Monday, February 13, 2017

3 Lessons to Improve Communication Skills

This took place recently in my Bright World Thinkers class (for Primary 1 to 4 kids).


At lesson 1, most of these kids were not sure how to contribute to a discussion.

Everyone could answer questions if I posed them some, especially if the answers to my questions were already in a handout that was given to them. But that, to me, is the easy part, since they were being spoonfed with content.

Some could express their views. Many had no views or maybe they had but were too shy to say anything.

One or two would ask questions and be able to contribute to discussions with me leading and facilitating, i.e. a class discussion. But when they were placed in a group to discuss among themselves, most were completely lost. They understood the task but just did not know what to say to each other.

In addition to learning content and discussing issues, ideas and views etc... a big focus of all my classes was on the training of communication skills, both verbal and written. 

In every lesson, through the carefully planned activities that students were introduced to, they were shown techniques to communicate better.

By lesson 3 (in the photos and Facebook post), they could already be placed in groups, given their tasks and just with some simple pointers, get on with their discussion independently.

I get immense satisfaction just watching the kids, putting all that they have learnt into practice!

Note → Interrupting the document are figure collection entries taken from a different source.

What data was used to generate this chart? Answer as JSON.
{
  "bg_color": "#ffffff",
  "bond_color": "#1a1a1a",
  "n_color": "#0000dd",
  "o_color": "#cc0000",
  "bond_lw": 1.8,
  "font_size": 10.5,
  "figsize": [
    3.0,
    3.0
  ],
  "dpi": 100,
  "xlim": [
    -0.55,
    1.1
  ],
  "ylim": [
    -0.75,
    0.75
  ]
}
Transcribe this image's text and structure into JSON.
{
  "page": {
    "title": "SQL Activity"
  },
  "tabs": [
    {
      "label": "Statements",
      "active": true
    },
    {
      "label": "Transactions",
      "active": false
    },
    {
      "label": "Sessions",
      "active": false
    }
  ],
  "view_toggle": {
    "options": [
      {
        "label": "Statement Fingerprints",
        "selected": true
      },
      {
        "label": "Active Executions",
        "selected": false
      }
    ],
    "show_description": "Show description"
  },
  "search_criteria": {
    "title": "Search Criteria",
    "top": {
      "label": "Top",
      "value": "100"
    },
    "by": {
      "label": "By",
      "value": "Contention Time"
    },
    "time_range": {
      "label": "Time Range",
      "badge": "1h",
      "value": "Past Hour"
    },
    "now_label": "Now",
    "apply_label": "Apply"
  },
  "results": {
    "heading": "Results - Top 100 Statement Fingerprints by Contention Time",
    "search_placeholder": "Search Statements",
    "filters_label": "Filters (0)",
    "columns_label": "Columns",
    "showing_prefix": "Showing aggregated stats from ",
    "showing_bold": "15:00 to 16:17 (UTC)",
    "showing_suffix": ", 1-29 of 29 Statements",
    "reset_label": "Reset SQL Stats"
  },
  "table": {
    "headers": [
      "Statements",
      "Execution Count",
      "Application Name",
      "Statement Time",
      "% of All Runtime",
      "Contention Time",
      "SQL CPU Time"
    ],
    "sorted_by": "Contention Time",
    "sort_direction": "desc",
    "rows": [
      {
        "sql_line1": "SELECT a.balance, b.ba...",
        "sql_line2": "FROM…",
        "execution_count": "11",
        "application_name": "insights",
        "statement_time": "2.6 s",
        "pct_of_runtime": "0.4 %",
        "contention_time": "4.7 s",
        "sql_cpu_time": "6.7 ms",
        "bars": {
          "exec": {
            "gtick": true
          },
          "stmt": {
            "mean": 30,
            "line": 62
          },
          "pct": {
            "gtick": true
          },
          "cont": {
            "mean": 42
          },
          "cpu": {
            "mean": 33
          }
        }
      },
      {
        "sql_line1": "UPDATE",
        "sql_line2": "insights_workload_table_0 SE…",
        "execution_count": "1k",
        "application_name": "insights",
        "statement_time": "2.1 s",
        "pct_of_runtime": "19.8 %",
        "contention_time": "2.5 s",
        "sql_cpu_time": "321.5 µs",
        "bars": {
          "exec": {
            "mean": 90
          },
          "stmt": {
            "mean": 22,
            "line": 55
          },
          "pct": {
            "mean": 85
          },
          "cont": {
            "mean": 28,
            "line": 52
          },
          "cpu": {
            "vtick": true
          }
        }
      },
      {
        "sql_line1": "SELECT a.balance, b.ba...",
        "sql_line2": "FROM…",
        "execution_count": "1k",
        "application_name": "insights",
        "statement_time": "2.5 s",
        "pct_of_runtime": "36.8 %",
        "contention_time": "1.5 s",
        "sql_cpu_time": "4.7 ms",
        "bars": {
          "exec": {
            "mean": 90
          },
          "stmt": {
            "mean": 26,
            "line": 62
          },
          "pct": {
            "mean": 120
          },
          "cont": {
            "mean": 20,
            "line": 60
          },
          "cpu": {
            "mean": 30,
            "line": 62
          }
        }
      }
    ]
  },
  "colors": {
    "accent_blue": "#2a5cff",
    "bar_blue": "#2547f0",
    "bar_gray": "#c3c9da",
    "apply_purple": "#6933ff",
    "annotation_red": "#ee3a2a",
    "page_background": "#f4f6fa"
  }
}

Once again, this proves my long-standing beliefs that every child can learn to communicate better. They do not have to wait till they are older. Why wait?

Just imagine how much they could gain with better communication skills!

Whether it is about expressing one's views or contributing to a group discussion, every child can learn and improve, as long as they are shown HOW to do so and given the opportunities to practise.

Just putting kids in groups without proper guidance on the HOW to discuss, will not work effectively for everyone. Occasionally the more savvy ones may figure "it" out. But most will not improve their communication skill.

Just telling kids all the pointers on HOW to discuss, also will not work. Like all skills, communication skill can only be honed through lots of practice. And there has to be immediate constructive feedback to their child, so he knows how he can improve.

So is it really possible to improve everyone's communication skill in just 3 lessons? Of course it is.

However, there is one group of students who needs more time.

We can take a thirsty horse to the river but if the horse refuses to drink, will the horse die of thirst? 

I have come across students who simply would not say anything in class. I am sure they are too nervous, scared, intimidated, shy and/or afraid to make mistakes or be seen as not clever enough etc.....

Yes, personality counts. But who says introverts and those who are usually shy are unable to contribute or speak up. Any parents who believe this have a fixed mindset and unfortunately, it will become a self-fulfilling prophecy for their kids.

The real issue here is a lack of self-confidence and resilience. For some, they also have a high need for validation, approval and praise, likely because they come from an environment whereby they are used to tons of praises and validation for what they have achieved. This is one BIG reason I refrain from such praises.

But I heap praises on effort. The effort to TRY and those who put in effort to PERSEVERE are the ones who will improve. They may take longer to show results because now it is not just a case of working on the child's communication skill but also his self-confidence and resilience.

The more these kids are exposed to an environment where they can witness other children learning to communicate, making mistakes and improving from them, these once-quiet-and-reserved kids will eventually realize there is nothing to fear to open their mouths, utter some words and raising their volume.

It is the first step that we want. After that, the next few steps will come fast and furious.